I look at Ryodan like I’m expecting him to help me out or something but he’s just sitting there and I see that Jo’s sort of snuggled into him under one of his big shoulders and his cuff is gleaming silver at her throat ’cause his arm is around her neck and it almost makes my head pop off and I don’t even know why. Like he’s a real person or something, with a girlfriend, instead of some savage beast that would pick his teeth with her bones if he felt like it, and she’s falling for it and … Oh! I just can’t even stand looking at them no more! “This ain’t no fecking campfire and cuddle!” I say.

Ryodan gives me his vintage permanently amused look.

I’m so mad I stand up and turn away.

“Don’t worry, Mega,” Dancer says. “We baited the trap right. The monster will come.”

He’s right.

Just then it does.

Too bad it’s not the one we wanted.

Forty

“Is it the end, my friend? Satan’s coming ’round the bend”

The Crimson Hag explodes from the night, slicing through lavender lights on a cloud of putrefaction, tattered hem of her gut-gown snaking out behind her, to the bizarre accompaniment of “Purple Haze.” She swoops us then shoots straight up to the highest dormer on the abbey roof and perches there.
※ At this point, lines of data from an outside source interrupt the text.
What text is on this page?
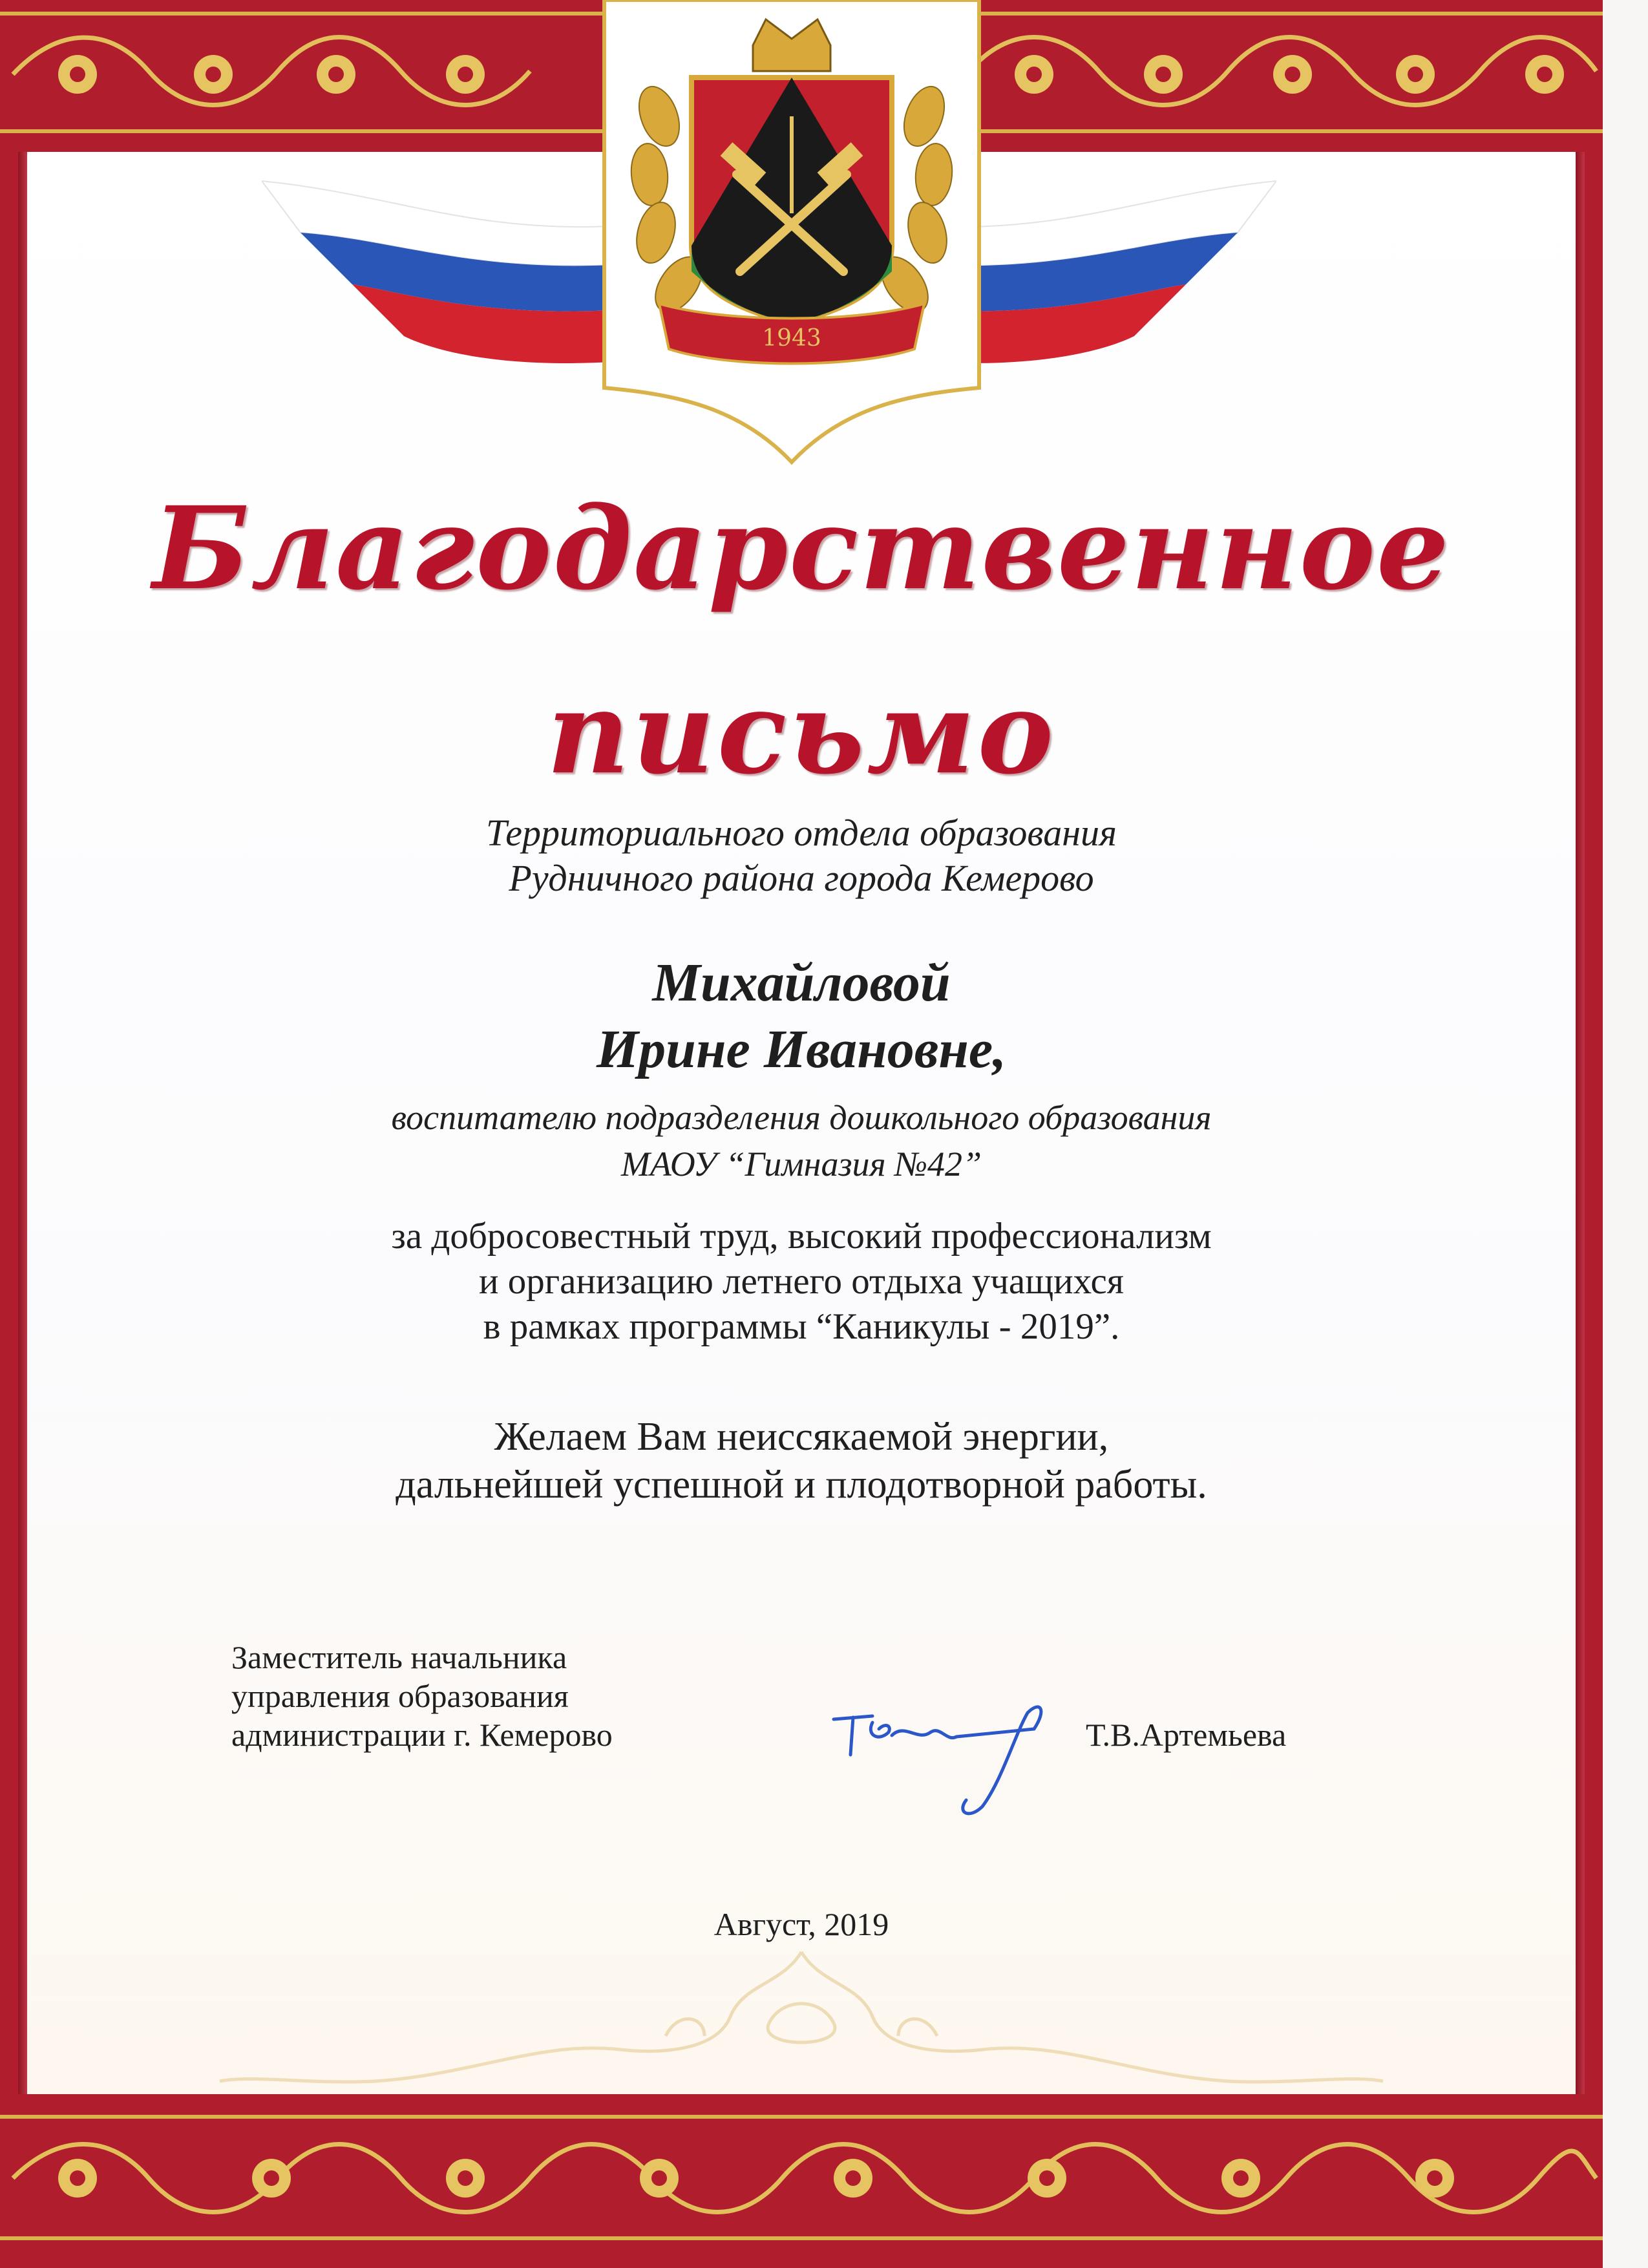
1943

Благодарственное

письмо

Территориального отдела образования

Рудничного района города Кемерово

Михайловой

Ирине Ивановне,

воспитателю подразделения дошкольного образования

МАОУ “Гимназия №42”

за добросовестный труд, высокий профессионализм

и организацию летнего отдыха учащихся

в рамках программы “Каникулы - 2019”.

Желаем Вам неиссякаемой энергии,

дальнейшей успешной и плодотворной работы.

Заместитель начальника

управления образования

администрации г. Кемерово	Т.В.Артемьева

Август, 2019
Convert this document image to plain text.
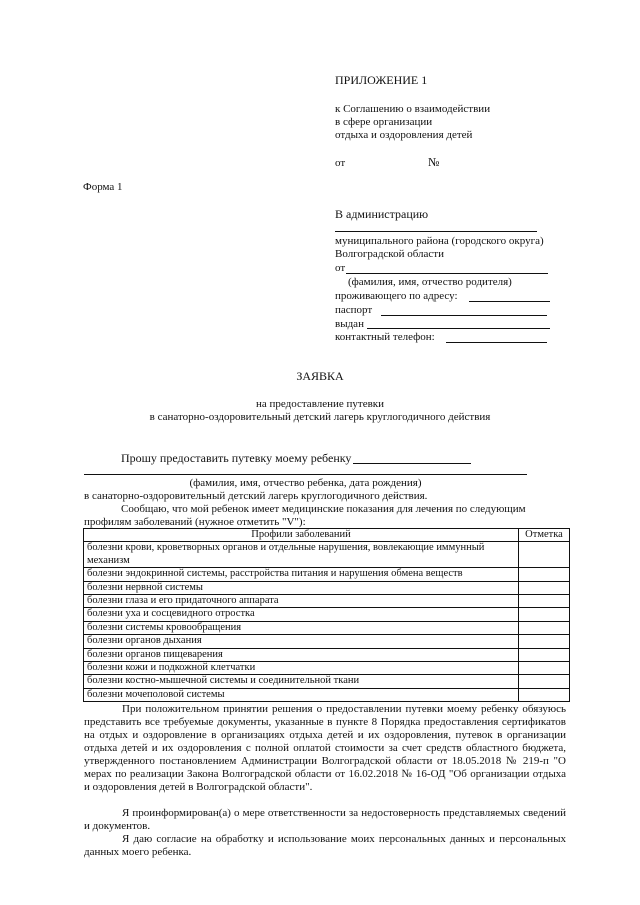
ПРИЛОЖЕНИЕ 1
к Соглашению о взаимодействии
в сфере организации
отдыха и оздоровления детей
от	№
Форма 1
В администрацию
муниципального района (городского округа)
Волгоградской области
от
(фамилия, имя, отчество родителя)
проживающего по адресу:
паспорт
выдан
контактный телефон:
ЗАЯВКА
на предоставление путевки
в санаторно-оздоровительный детский лагерь круглогодичного действия
Прошу предоставить путевку моему ребенку
(фамилия, имя, отчество ребенка, дата рождения)
в санаторно-оздоровительный детский лагерь круглогодичного действия.
Сообщаю, что мой ребенок имеет медицинские показания для лечения по следующим
профилям заболеваний (нужное отметить "V"):
Профили заболеваний	Отметка
болезни крови, кроветворных органов и отдельные нарушения, вовлекающие иммунный механизм	
болезни эндокринной системы, расстройства питания и нарушения обмена веществ	
болезни нервной системы	
болезни глаза и его придаточного аппарата	
болезни уха и сосцевидного отростка	
болезни системы кровообращения	
болезни органов дыхания	
болезни органов пищеварения	
болезни кожи и подкожной клетчатки	
болезни костно-мышечной системы и соединительной ткани	
болезни мочеполовой системы	
При положительном принятии решения о предоставлении путевки моему ребенку обязуюсь представить все требуемые документы, указанные в пункте 8 Порядка предоставления сертификатов на отдых и оздоровление в организациях отдыха детей и их оздоровления, путевок в организации отдыха детей и их оздоровления с полной оплатой стоимости за счет средств областного бюджета, утвержденного постановлением Администрации Волгоградской области от 18.05.2018 № 219-п "О мерах по реализации Закона Волгоградской области от 16.02.2018 № 16-ОД "Об организации отдыха и оздоровления детей в Волгоградской области".
Я проинформирован(а) о мере ответственности за недостоверность представляемых сведений и документов.
Я даю согласие на обработку и использование моих персональных данных и персональных данных моего ребенка.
We’re all on our feet. “How did she find us?” I say. “You think noise draws her, too?”

She sways from side to side, moving only from the waist, creepily reptilian, surveying us with black empty holes where eyes should be.

“I think the bitch is after me,” Christian says. “I’m the weakest Unseelie prince with immortal guts. At least for a while yet.”

“She’s like a bat, isn’t she? It’s not like we weren’t making enough noise. She can’t see so she uses echolocation!” I exclaim.

“Don’t know, don’t care. Let’s bag the bitch,” Christian says.

“How the fuck do we get past her legs,” Ryodan says, and I look at him. I can see he’s got a personal itch on to kill her.

I look at Jo when I say, “What? You don’t feel like dying again today?”

Then Ryodan isn’t standing next to Jo anymore. He’s got me and he freeze-framed me twenty feet away before I could even blink. “If the Highlander says something to Jo about that, she’ll think he’s lying. She might believe you. My men will kill her if she knows. And I won’t be able to stop them.”

I look at him hard and realize for maybe the first time ever he’s telling me a simple truth. “She’s not allowed to know you can’t be killed?”

“Never.”

“Why am I?”

He’s gone. Back to Jo. Got his arm around her, protecting her.

The Hag swoops!

It’s like some weird rock-opera battle that gets even weirder when the next song Lor cued up comes on and Black Sabbath starts playing “Black Sabbath” at about a gazillion decibels. As if the Crimson Hag ain’t disturbing enough, we need that freaky song in the background. Don’t get me wrong, I put it on my playlist because sometimes I like to listen to it. But I got to be in a real mood, because, dude, the song makes me feel unsettled and disturbed and pretty much everybody I ever talked to feels the same way about it.

First thing on my mind is Dancer! I grab him and yell at him to hold on to me no matter what. When the Hag swoops us, we duck like we’re one big wave then freeze-frame in different directions.

She veers at the last second toward Christian and I see he was right. It’s him she wants. But when she just about nabs Lor with one of her bony lances, I realize she’ll take anyone she can get those terrible knitting needles on.

We’re all freeze-framing or sifting, ducking, and dodging. I’m trying to hold on to Dancer and keep an eye on Ryodan, who’s got Jo, and it’s making me nuts that she’s even here, in the middle of this fight. She ain’t got nothing special to protect her except Ryodan and that ain’t enough for me.

I can’t move fast enough, watch out for her, and hold on to Dancer, so I freeze-frame him to the far side of the abbey and dump him with the sidhe-seers.

“Mega, what are you doing?”

“You got no chance against her. I hardly do. Don’t get me killed because I get stupid worrying about you!”

He snaps real cool, “Didn’t mean to be a liability.”

“Well you are, so don’t be,” I snap back. I’d die if something happened to him.

He shakes his head, disgusted, like he can’t believe I’m such a traitor when I’m just trying to keep him safe.